Отозвавшись покоем на покой чего-то или кого-то, я подтвердил свою не-разность с этим чем-то или кем-то. Отозвавшись покоем на покой чьей-то жизни, я подтвердил, что эта жизнь не была сугубо чьей-то. Раз я смог разделить ее покой (разделять здесь – испытывать тоже), то его смог бы разделить кто угодно. Другими словами, в этой жизни было что-то, соединяющее ее с любыми другими жизнями.
Можно сказать и так: отозвавшись покоем на покой, я не воспринял его как частный, локальный случай. Ведь именно частность, локальность явления позволяет нам сохранять свою отдельность от него, занимать стороннюю позицию, внимая, воспринимая, оценивая в качестве независимого «эксперта». Покой, на который отзываются собственным успокоением, предстает как тотальное событие, то есть событие, происходящее везде-где-только-можно, в силу чего его внешнее признание теряет свой смысл. «Предстает», стало быть, неудачное слово: тому, что происходит везде-где-только-можно, представать не перед кем.

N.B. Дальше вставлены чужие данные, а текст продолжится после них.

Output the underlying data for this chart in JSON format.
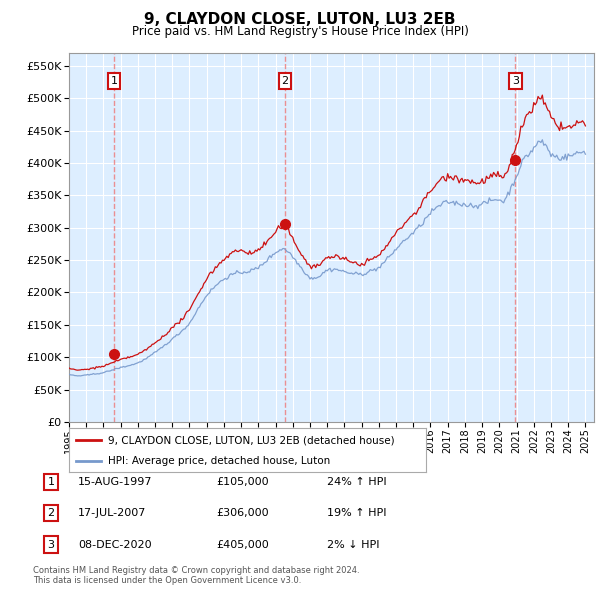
{
  "title": "9, CLAYDON CLOSE, LUTON, LU3 2EB",
  "subtitle": "Price paid vs. HM Land Registry's House Price Index (HPI)",
  "background_color": "#ffffff",
  "plot_bg_color": "#ddeeff",
  "grid_color": "#ffffff",
  "hpi_line_color": "#7799cc",
  "price_line_color": "#cc1111",
  "sale_marker_color": "#cc1111",
  "dashed_line_color": "#ee7777",
  "ylim": [
    0,
    570000
  ],
  "yticks": [
    0,
    50000,
    100000,
    150000,
    200000,
    250000,
    300000,
    350000,
    400000,
    450000,
    500000,
    550000
  ],
  "xlim_start": 1995.0,
  "xlim_end": 2025.5,
  "xticks": [
    1995,
    1996,
    1997,
    1998,
    1999,
    2000,
    2001,
    2002,
    2003,
    2004,
    2005,
    2006,
    2007,
    2008,
    2009,
    2010,
    2011,
    2012,
    2013,
    2014,
    2015,
    2016,
    2017,
    2018,
    2019,
    2020,
    2021,
    2022,
    2023,
    2024,
    2025
  ],
  "sale_events": [
    {
      "label": "1",
      "year": 1997.62,
      "price": 105000,
      "date": "15-AUG-1997",
      "pct": "24%",
      "dir": "↑"
    },
    {
      "label": "2",
      "year": 2007.54,
      "price": 306000,
      "date": "17-JUL-2007",
      "pct": "19%",
      "dir": "↑"
    },
    {
      "label": "3",
      "year": 2020.93,
      "price": 405000,
      "date": "08-DEC-2020",
      "pct": "2%",
      "dir": "↓"
    }
  ],
  "legend_line1": "9, CLAYDON CLOSE, LUTON, LU3 2EB (detached house)",
  "legend_line2": "HPI: Average price, detached house, Luton",
  "footer_line1": "Contains HM Land Registry data © Crown copyright and database right 2024.",
  "footer_line2": "This data is licensed under the Open Government Licence v3.0."
}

Отозвавшись покоем на покой, я отказался быть его зрителем, ведь зритель обязан находиться напротив зрелища, а не по одну сторону с ним. Вообще-то, я отказался быть зрителем того, что больше-нежели-зрелище, ведь мы обнаруживаем свою общность не столько с чем-то или с кем-то, сколько с самой этой общностью нас и кого-то/чего-то; общностью, у которой – если быть последовательным – нет сторон, ведь если они есть – перед нами разность, а не общность. Мы отказываемся быть наблюдателями, потому что в ситуации отсутствия того, что нам внеположно, наблюдать нечего. Другими словами, это тот еще «отказ».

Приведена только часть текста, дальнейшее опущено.